The cyberpunk of old– one of my favorite genres– no longer feels relevant. Corporate encroachment onto
governmental activities has taken second stage to the swift return of big brother. Everyone does drugs and nobody cares; cyborgs just seem dorky; would-be suburbanites are moving back into the cities in luxury lofts and mixed-use zones. The internet isn’t a perplexing assault of high-density information: it’s a carrier for MySpace. Video games were the first media to reflect this decline: there’s been little of note in the genre since Beneath a Steel Sky, System Shock, and Neuromancer.
Is there any relevance for cyberpunk now? Can or should any elements be updated?
My initial thoughts have centered on the nature of cyberspace today: the best thing to happen to surveillance since the credit card. There’s Echelon, surreptitiously sniffing data from internet backbones all over the country. There are logs of your activities, and internet-accessible records to fill in the blanks (credit card histories, cell phone logs, security camera footage, your latest vacation blog). J. Edgar Hoover could’ve worked half days.
One sticking point: what’s the imagery of cyberspace? What does a hack look like? Can today’s computer-comfortable audience be sold a Neuromancer- or Snowcrash-like electronic reality, in which individual users and processes take form and move about? Or does it have to be brought back in a bit closer to reality?
In The Matrix, the only view we get of data– aside from the real world lookalike– is a bunch of scrolling green characters.

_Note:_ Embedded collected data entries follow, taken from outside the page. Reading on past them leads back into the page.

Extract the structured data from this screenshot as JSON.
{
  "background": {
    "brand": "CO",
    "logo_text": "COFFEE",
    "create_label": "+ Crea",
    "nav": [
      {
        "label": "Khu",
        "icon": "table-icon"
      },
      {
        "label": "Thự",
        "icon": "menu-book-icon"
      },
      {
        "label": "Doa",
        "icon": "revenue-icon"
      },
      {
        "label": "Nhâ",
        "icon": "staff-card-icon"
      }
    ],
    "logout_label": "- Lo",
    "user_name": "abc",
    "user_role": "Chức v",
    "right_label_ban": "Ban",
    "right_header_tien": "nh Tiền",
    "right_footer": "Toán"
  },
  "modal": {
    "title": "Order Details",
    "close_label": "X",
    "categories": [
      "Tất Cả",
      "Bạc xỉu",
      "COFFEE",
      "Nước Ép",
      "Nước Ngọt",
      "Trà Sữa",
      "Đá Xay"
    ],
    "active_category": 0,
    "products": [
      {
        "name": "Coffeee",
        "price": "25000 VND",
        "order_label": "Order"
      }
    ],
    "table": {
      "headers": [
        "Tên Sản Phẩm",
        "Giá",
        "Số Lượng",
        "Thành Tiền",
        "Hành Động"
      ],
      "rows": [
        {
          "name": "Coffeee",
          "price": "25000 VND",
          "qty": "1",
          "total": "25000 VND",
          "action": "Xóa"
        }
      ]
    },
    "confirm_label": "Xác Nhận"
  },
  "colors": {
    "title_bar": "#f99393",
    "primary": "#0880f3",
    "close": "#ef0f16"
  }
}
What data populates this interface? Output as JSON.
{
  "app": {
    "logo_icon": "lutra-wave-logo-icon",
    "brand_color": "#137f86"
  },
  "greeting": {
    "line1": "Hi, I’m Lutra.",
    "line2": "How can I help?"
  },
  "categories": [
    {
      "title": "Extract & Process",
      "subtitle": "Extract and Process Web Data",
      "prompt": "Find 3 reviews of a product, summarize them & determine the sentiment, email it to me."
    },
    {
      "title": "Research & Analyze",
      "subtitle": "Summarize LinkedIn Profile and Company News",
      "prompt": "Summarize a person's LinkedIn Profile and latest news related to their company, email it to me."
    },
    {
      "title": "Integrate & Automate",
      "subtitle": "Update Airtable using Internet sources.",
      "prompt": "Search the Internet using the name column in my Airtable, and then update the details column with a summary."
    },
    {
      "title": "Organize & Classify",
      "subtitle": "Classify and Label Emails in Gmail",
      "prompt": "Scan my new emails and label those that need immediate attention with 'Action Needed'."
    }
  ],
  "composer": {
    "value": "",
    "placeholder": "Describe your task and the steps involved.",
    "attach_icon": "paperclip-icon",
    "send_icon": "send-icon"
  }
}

Introversion’s Uplink is a monochromatic view into a world of command-lines and progress bars: it’s a fun game, but a tough act to improve upon. TV shows and movies tend towards super slick programs that seem magically designed for exactly what the show needs them to do: “scanning footprint… plant matter detected… scanning plant database… location discovered… collecting infrared security logs… analysing heat signatures… suspect identified!”.
To cut to the chase: is there still a cyberpunk game out there? Is there a hacking game out there? Or is it time to retire the genre and move on?